La décision de la Chambre du Conseil de Bruxelles de renvoyer 14 personnes devant le tribunal correctionnel dans l’affaire Semlex marque une étape décisive d’un dossier qui, selon Jean-Claude Mputu, porte-parole de la coalition Congo n’est pas à vendre (CNPAV), illustre les mécanismes d’une corruption touchant directement les citoyens congolais. Invité d’un Space live lundi soir, il a retracé neuf ans de bataille judiciaire, depuis la signature d’un contrat de passeports biométriques jusqu’à la procédure belge.
Un contrat au prix passé de 43 à 185 dollars
L’affaire trouve son origine dans l’attribution du marché des passeports biométriques congolais. Selon Jean-Claude Mputu, un premier concurrent avait proposé en 2014 un passeport à 28 dollars. Semlex, la société poursuivie en Belgique, aurait ensuite soumis une offre à 43 dollars en octobre de la même année. Or, lors de la signature du contrat en 2015, le prix unitaire était passé à 185 dollars. Sur cette somme, l’État congolais n’aurait perçu que 65 dollars, tandis que 60 dollars revenaient à Semlex et 60 autres à une société tierce, rapidement identifiée comme liée à des proches de l’ex-président Joseph Kabila.

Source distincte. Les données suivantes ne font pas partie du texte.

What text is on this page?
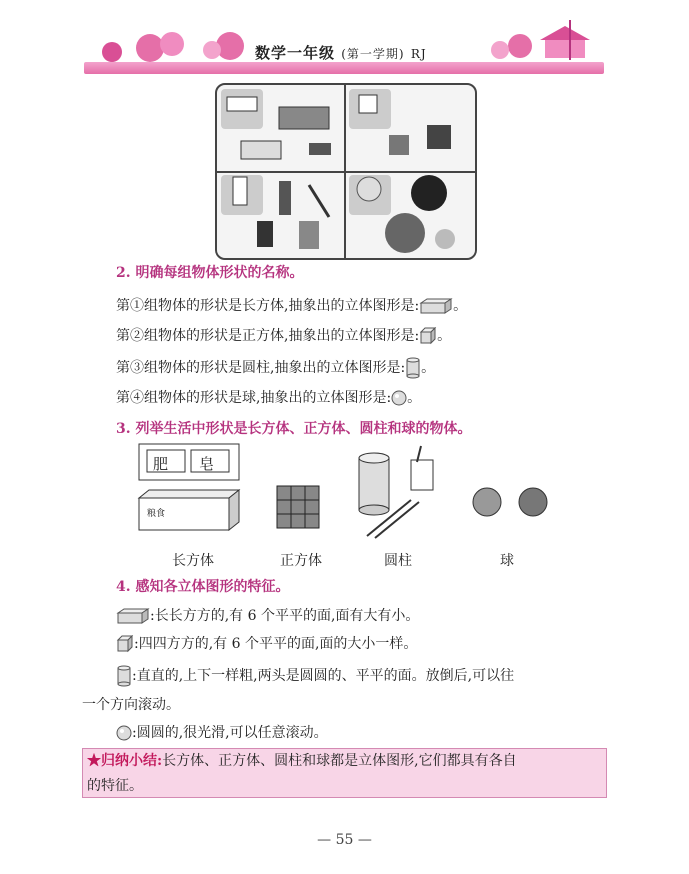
数学一年级 (第一学期) RJ
2. 明确每组物体形状的名称。
第①组物体的形状是长方体,抽象出的立体图形是: 。
第②组物体的形状是正方体,抽象出的立体图形是: 。
第③组物体的形状是圆柱,抽象出的立体图形是: 。
第④组物体的形状是球,抽象出的立体图形是: 。
3. 列举生活中形状是长方体、正方体、圆柱和球的物体。
肥 皂
粮食
长方体	正方体	圆柱	球
4. 感知各立体图形的特征。
:长长方方的,有 6 个平平的面,面有大有小。
:四四方方的,有 6 个平平的面,面的大小一样。
:直直的,上下一样粗,两头是圆圆的、平平的面。放倒后,可以往
一个方向滚动。
:圆圆的,很光滑,可以任意滚动。
★归纳小结:长方体、正方体、圆柱和球都是立体图形,它们都具有各自
的特征。
— 55 —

Une révélation publique qui change la perception de la corruption
Ce montage a été rendu public par une enquête de l’agence Reuters en 2017. Pour Jean-Claude Mputu, cette publication a marqué un tournant : le dossier ne relevait plus d’un simple détournement de fonds publics, mais d’un prélèvement direct sur les citoyens via la hausse du prix du document. C’est à la suite de cette révélation que la CNPAV, alors en cours de structuration, a décidé d’ouvrir sa propre enquête. L’organisation a interrogé des journalistes, remonté la filière et mené des entretiens avec des dizaines de sources, renforçant sa conviction qu’il s’agissait d’un système remontant jusqu’au sommet de l’État.

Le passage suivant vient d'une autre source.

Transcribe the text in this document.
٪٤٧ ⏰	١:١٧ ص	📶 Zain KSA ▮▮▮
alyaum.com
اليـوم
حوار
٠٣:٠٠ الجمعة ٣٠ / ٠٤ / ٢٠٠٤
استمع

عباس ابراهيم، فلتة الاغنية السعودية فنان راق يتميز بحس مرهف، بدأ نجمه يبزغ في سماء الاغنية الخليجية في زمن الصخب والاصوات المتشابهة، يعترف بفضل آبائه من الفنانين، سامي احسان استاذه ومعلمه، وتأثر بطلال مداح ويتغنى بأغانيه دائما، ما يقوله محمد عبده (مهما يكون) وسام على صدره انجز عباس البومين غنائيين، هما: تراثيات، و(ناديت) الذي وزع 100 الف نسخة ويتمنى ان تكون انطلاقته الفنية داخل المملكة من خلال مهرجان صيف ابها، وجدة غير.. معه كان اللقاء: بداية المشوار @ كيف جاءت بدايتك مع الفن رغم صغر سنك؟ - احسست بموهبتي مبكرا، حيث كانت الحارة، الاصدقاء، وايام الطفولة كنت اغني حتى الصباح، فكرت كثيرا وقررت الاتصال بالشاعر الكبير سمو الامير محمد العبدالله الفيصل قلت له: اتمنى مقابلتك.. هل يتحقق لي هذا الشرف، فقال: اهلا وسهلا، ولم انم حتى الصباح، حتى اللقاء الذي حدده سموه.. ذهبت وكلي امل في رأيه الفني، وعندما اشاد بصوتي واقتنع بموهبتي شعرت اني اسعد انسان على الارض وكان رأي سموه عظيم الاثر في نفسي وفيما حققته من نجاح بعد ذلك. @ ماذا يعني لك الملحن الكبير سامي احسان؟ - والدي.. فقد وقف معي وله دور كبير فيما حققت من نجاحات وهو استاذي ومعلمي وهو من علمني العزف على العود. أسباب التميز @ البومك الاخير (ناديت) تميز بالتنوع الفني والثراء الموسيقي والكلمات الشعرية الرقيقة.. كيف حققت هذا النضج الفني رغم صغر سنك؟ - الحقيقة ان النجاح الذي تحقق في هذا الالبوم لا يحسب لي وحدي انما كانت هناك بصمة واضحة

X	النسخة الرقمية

De l’impasse judiciaire congolaise à la procédure belge
Avant de se tourner vers la Belgique, la CNPAV avait porté plainte devant les tribunaux de commerce en RDC pour demander l’annulation des contrats. Ces juridictions se seraient déclarées incompétentes, renvoyant la coalition « à ses propres plates-bandes ». Face à cette impasse, l’organisation a mené une campagne de sensibilisation à travers le pays, recueillant les mandats de 51 citoyens congolais prêts à se constituer parties civiles à l’étranger. Le volet belge du dossier a véritablement débuté en 2016, lorsque la police belge a intercepté à l’aéroport une personne impliquée dans l’affaire Semlex, en possession de 400 000 euros en liquide. En 2020, avec l’appui d’organisations non gouvernementales belges, internationales et congolaises, la CNPAV et les 51 citoyens se sont formellement constitués parties civiles contre Semlex et les autres personnes visées.
Un procès à l’étranger, un regret pour la justice congolaise
Jean-Claude Mputu évoque six années de travail continu aux côtés des avocats et des organisations partenaires, marquées par de nombreuses péripéties procédurales, avant d’aboutir à la décision de renvoi annoncée lundi. Il rappelle que la présomption d’innocence s’applique à l’ensemble des personnes renvoyées, mais insiste sur le fait que la décision de la Chambre du Conseil belge repose sur un faisceau d’indices suffisant pour que le tribunal puisse se prononcer sur le fond. Interrogé sur le bilan de cette bataille judiciaire, il formule un regret partagé par l’ensemble de la coalition : que ce procès se déroule en Belgique et non devant une juridiction congolaise. Ce constat illustre, selon lui, les limites persistantes de l’accès à la justice pour les citoyens congolais sur les dossiers touchant aux plus hauts niveaux de l’État.